By 1985 Moses was so well respected that he was tapped to help write new sign codes for the city. He reminisces: “There was a sign code. It was pretty vague and had existed since 1954, but (former Aspen Mayor) Bugsey Barnard was able to use it to justify cutting down every billboard between Aspen and Glenwood Springs in one night.” The new code was more specific, so that sort of measure wouldn’t be necessary in the future.
Gaard’s current focuses are a series of original prints and handmade frames in the “arts and crafts” style, also, the beautiful little contracts that he would draw by hand for his sign customers. The contracts included an exquisite rendering of the sign, along with dimensions, color details and the usual legalese. Four decades have rendered many boxes of these jewels waiting to be displayed or published.
One of Gaard’s clients over the years has been Pat Milligan.
Milligan begins, “At one point I realized I was addicted to the mountains, so I just stopped trying to fight it.”
Pat arrived in town in 1978. Originally from Chicago, she had come from Santa Barbara and had lived 10 years in England, Spain and Switzerland prior to that. Asked how she chose Aspen, she explains, “I saw a TV miniseries, ‘Aspen,’ and realized there were mountains in America.”
Her career came about almost accidentally. “The Little Kitchen was a macrobiotic restaurant where Su Casa is currently located,” she says. “I loved to eat there.” Since things were lean that first winter, Pat had to figure out how to eat on no budget. “I talked them into letting me carry a sandwich board around for $300 a month plus food.” A voice spoke to Pat, and she realized that the road to inner peace was through self-employment. The following year her client list swelled to six and she was in business.

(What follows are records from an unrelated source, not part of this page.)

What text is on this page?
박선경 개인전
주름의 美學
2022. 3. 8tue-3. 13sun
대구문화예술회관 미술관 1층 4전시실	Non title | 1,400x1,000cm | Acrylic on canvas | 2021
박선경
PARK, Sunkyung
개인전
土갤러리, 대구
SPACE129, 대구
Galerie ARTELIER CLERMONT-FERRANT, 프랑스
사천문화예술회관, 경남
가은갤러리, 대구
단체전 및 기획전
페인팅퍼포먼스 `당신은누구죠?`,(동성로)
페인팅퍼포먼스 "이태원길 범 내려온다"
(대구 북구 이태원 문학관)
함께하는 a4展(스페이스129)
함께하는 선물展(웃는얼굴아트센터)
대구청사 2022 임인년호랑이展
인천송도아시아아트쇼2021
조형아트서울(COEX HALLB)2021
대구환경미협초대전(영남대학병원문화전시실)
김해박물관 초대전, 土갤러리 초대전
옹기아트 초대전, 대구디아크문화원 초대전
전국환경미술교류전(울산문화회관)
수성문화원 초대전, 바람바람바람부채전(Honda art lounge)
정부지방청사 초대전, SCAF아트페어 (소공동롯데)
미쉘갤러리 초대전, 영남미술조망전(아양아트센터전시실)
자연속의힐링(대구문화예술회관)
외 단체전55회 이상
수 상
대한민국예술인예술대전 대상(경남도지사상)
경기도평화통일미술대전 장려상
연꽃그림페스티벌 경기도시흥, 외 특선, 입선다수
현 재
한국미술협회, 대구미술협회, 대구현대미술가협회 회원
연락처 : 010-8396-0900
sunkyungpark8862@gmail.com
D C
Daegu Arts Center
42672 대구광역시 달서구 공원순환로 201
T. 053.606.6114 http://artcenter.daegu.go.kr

Milligan charges by the hour, serving two clients at a time, front and back, with the space on the front being slightly more expensive. She prides herself in only having raised her rates three times in 30 years. Business has changed in all that time. At one point she had 20 clients and would work till 8 or 9 p.m. The evolution of downtown Aspen has her working just a few hours a day now, with après ski being primetime in winter and the lunch hours peak time in summer. She works about three-and-a-half months in the winter and three in the summer, giving directions and answering all the expected questions. When asked if she had a favorite dumb question she says, “ ‘Do you live here?’ Do I look like a tourist?” she adds rhetorically. While she admits that good-natured interfacing with the public is part of the job, she also adds, cryptically, “I am not what I do—90 percent of the energy I expend on the street is ego feedback and surface static.”
Pat has saved 160 of the 212 signs she’s carried through the years, all in pristine condition. She has had two shows at The Pitkin County Bank and Trust in its former location across from Little Annie’s. Eventually she would like to sell the signs to someone who is in a position to donate them to the historical society or to someone who could market them. Her chosen path has no retirement plan.
While Aspen continues to dazzle the world and be a magnet for the rich and famous who appreciate the new and unique as well as the timeless beauty of the mountains, there are many things worth remembering, the stores and restaurants that were part of the growth of a young ski town, now gone, that make up a rich heritage. Pat Milligan and Gaard Moses and what they’ve preserved are part of that heritage.